I'm doing something new this year to pay it forward.
Combining my love of baking, crafting and shopping, I've adopted a soldier through http://www.soldiersangels.org. This organization pairs up deployed U.S. soldiers with people in the United States who want to help make a difference. Many soldiers overseas do not receive even a letter from home. When I signed up, there were more than 1,300 soldiers waiting for adoption. You can sign up for a variety of volunteer things, from sending cards, one-time care packages and other one-time deals.
As a Soldier's Angel, my commitment is one letter or card per week and one care package per month while the soldier is deployed. Although it felt a little odd sending a letter to a perfect stranger, I sent my letter out last week. I'm not sure if I will hear from "my" soldier or not -- we'll see!
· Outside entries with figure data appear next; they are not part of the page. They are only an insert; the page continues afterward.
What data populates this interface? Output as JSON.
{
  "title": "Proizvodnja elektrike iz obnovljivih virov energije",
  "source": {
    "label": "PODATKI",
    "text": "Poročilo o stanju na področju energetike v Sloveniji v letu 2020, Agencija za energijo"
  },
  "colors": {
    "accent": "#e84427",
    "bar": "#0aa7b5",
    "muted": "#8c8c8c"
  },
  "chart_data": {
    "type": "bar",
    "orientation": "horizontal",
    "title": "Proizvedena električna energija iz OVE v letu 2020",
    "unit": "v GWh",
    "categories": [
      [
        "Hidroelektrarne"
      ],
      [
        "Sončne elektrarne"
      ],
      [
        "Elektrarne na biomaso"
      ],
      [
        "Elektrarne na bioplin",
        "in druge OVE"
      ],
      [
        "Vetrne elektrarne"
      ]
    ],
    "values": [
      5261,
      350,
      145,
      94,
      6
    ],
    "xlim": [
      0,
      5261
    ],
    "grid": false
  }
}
It would definitely help me fill up the care packages if I could learn what he needs or wants in the sandbox.
Letters to APO addresses (Army/Air Post Office) don't cost any more than a letter that is sent anywhere in the U.S. A large flat rate APO/FPO box, which is free from the Post Office and measures about 12x12x6, costs $12.50 to ship.
I sent out a my first package, a Christmas care package, today! I am a little nervous about it -- I hope the soldier likes it, that the cookies I included make it without turning stale or to complete crumbs, and that I filled out the Customs Declaration form correctly.
I sure didn't have much help with the form at the Post Office. The advantage of living in small-town Missouri means you rarely have to wait in line to mail packages. The disadvantage? Sometimes the worker behind the counter doesn't quite know what to do with you and your "foreign" package (nevermind my foreign-ish accent)!
I was vaguely familiar with what had to go on the customs form, and that it HAD to be included on the package. However, the postal lady, who I hope wasn't the postmaster, tried to tell me it wasn't necessary. I told her it was, because the packages were going out of the United States. She finally got on the phone with her supervisor, who confirmed that a form was needed and helped her find the forms, which were finally located in a cabinet at the back of the room. Apparently not very many people in this neck of the woods send packages overseas.
I filled it out the best I could. It is intimidating! Once I got home, I found out that I could have done the whole thing online with much less hassle.
I'm already thinking about January's care package. Ideas and tips -- and a stand mixer and vacuum sealer--are more than welcome!